To learn more about data transformation pipelines with Gretel, check our [website](https://gretel.ai/platform/transform) or [SDK documentation](https://gretel-client.readthedocs.io/en/stable/transformers/api_ref.html).

In [None]:
import uuid

from gretel_client.transformers import DataPath, DataTransformPipeline
from gretel_client.transformers import FakeConstantConfig

SEED = uuid.uuid1().int

Configure the pipeline. `FakeConstantConfig` will replace any entities configured under `labels` with a fake version of the entity.

In [None]:
fake_xf = FakeConstantConfig(seed=SEED, labels=["person_name", "email_address", "phone_number"])

paths = [
    DataPath(input=TEXT_FIELD, xforms=[fake_xf]),
    DataPath(input="*"),
]

pipeline = DataTransformPipeline(paths)

Run the pipeline to redact any sensitive strings

In [None]:
xf_records = [
    pipeline.transform_record(record)["record"]
    for record in 
    project.iter_records(direction="backward")
]

xf_df = pd.DataFrame(xf_records)

Inspect a transformed email from the dataset.

In [None]:
from gretel_client.demo_helpers import show_record_diff


# Lookup the comparison email by subject line.
c_key = "subject_line"
c_value = "Confidentiality Agreement-Human Code"

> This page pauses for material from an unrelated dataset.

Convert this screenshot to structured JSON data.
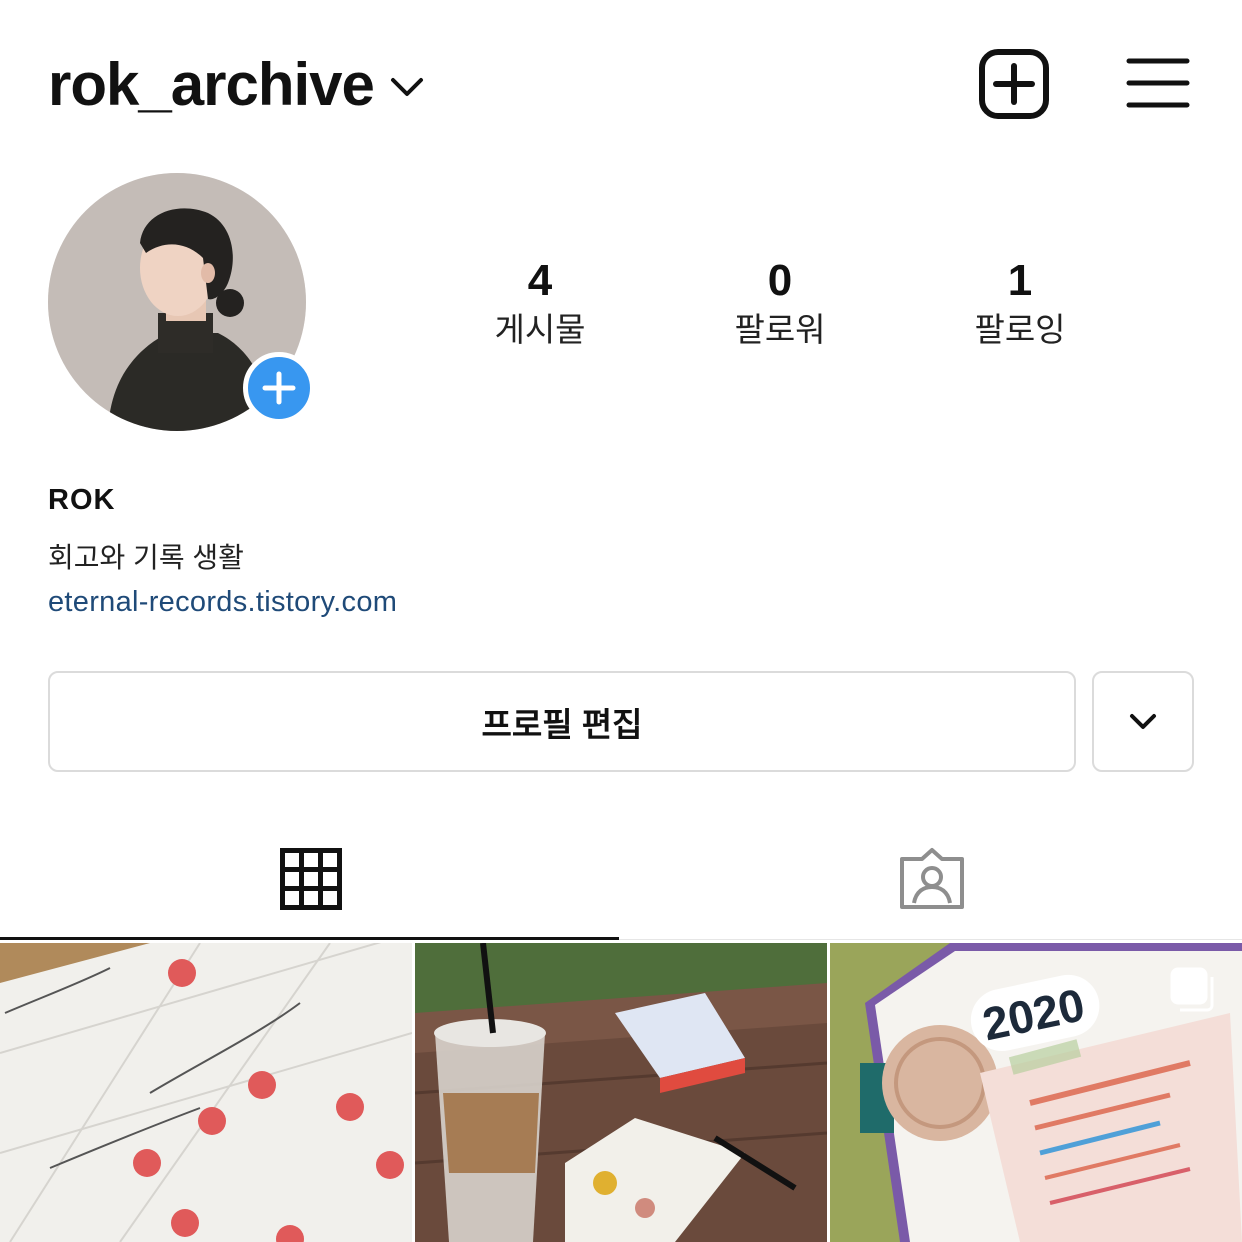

# The comparison email contains multiple lines. For this
# demonstration we only want to examine the first line 
# so we strip any extraneous newlines.
orig = source_df[source_df[c_key] == c_value][TEXT_FIELD].iloc[0].split("\n")[0]
xf = xf_df[xf_df[c_key] == c_value][TEXT_FIELD].iloc[0].split("\n")[0]

show_record_diff({"": orig}, {"": xf})

Now that you've completed this notebook, you've seen how it's possible to take a corpus of free text, label it using Gretel's NER pipeline, and safely anonymize the dataset while retaining its utility.